In Lynn Hirschberg’s Vanity Fair piece, the hard evidence on Love the junked-out monster came via worried quotes from anonymous “friends” and “associates.” Having talked to some equally anonymous, long-term friends of hers, what I surmised was that, yeah, like a few of us, she’s done some serious drugging in her 28 years. She’s been out of control, fucked-up, a complete and utter asshole. She herself refers to periods when “chemicals,” as she puts it, were both her major pleasure and obstacle. These mentions may be glancing, but their tone is rich with horror. Partway through the marathon photo shoot, Love spotted Pfaff spacing out on a couch, and rushed over, asking her in this frightened, accusatory voice, “Are you high?!” (She wasn’t.) At another point, when I told Love how amused I’d been watching her and Kim Gordon humiliate Dave Kendall on an old episode of 120 Minutes, she shook her head and said, in this sad, self-incriminating way, “Oh, I was so out of it,” then looked grimly off into space.

Maybe the problem is contextual. In Vanity Fair‘s world, there are two ways to attain power: by leading a glamorous, amoral lifestyle, or by becoming an embittered, subservient, morally superior chronicler of this kind of life. To the later, Courtney Love is so different than the Barbara Huttons, Demi Moores, and other eccentrics and beauts for whom the bourgeoise spill their collective saliva. Naively, mistakenly, Love threw her and Kurt Cobain’s rough-hewn but essentially moral lives on the mercy of that amoral court because she thought it would be cool. And it was, for those of us who joked about it and rolled our eyes at the subsequent hubbub. If for one moment, Love thought she could subvert VF‘s intentions and prove to the world that she wasn’t the grunge Valerie Bertinelli or Bianca Jagger, big deal. Nice try. The real question isn’t why Love got savaged in the process, or what drugs she did, but rather why we care in the first place.

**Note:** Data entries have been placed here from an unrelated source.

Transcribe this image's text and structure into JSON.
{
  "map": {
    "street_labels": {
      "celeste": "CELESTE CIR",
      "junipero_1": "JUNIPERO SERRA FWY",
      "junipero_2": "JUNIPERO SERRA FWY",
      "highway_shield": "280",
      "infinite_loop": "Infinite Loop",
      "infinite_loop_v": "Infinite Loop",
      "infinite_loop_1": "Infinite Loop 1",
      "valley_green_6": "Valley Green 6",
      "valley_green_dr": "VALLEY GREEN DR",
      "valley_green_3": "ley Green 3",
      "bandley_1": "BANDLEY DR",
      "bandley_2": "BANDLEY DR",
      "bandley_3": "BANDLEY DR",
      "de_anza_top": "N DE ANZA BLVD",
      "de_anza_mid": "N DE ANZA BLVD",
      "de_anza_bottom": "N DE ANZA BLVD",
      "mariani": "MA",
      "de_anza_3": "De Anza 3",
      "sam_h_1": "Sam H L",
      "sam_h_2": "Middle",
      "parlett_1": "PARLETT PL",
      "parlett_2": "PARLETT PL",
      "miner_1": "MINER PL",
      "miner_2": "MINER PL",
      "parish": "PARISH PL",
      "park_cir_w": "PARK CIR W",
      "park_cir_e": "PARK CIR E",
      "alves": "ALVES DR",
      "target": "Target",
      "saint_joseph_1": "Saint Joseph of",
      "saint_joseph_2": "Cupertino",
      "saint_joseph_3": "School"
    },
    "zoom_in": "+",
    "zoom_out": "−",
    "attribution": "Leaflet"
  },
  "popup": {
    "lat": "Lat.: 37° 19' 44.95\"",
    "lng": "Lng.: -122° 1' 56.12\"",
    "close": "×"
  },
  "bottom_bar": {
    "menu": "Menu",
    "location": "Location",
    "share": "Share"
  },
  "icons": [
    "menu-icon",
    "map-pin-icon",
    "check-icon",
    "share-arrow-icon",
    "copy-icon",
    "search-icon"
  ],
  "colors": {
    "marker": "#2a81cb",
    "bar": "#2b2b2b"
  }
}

Is it just that we’re starry-eyed misogynists? Twenty or so years ago, our alternative-rock-fan foreparents blamed Yoko Ono and Linda Eastman for the breakup of the very obviously tired and burned-out Beatles. Before meeting the aging moptops, Ono had been a serious Fluxus artist, and Eastman had been an active photojournalist. Back in the ’70s, people shredded these two women in print and conversation with the same lazy cattiness we now use to crucify Love, and with even less reason: Nirvana is intact, Cobain is still writing cool shit, Hole is making better and better music, Frances Bean is healthy. The amount of energy expended trying to track and clarify Love’s personal quirks is bizarre. Is she really that important?

Me, I like her a lot. And I keep thinking you would too, but then I don’t know. Others might tell you differently, but I get the impression that, assuming even half of what’s been written about Love is true, she’s changed. “Changed?” she asks, blinking at my suggestion. She regards me suspiciously for a moment, then squints off into the distance, wondering. “Well, I’m jaded. I’ve faced every situation for many years with a certain naiveté and innocence. But I’ve somehow become a cynic. Cynicism is a good thing to have on the outside, but it’s a terrible thing to have on the inside. All I ever wanted, ever, was to make rock music. Whether it was in the back of a Camaro smoking pot and listening to Journey with some guy who was trying to make out with me, or whether it was the first time I heard the Pretenders. Fuck, Chrissie Hynde really saved me, you know, because she manifested it. She was a pragmatist. Pragmatism or drugs. And drug-influenced songs are great, I agree. But I write songs that are clean. Songs that come from here.” Love slugs her heart.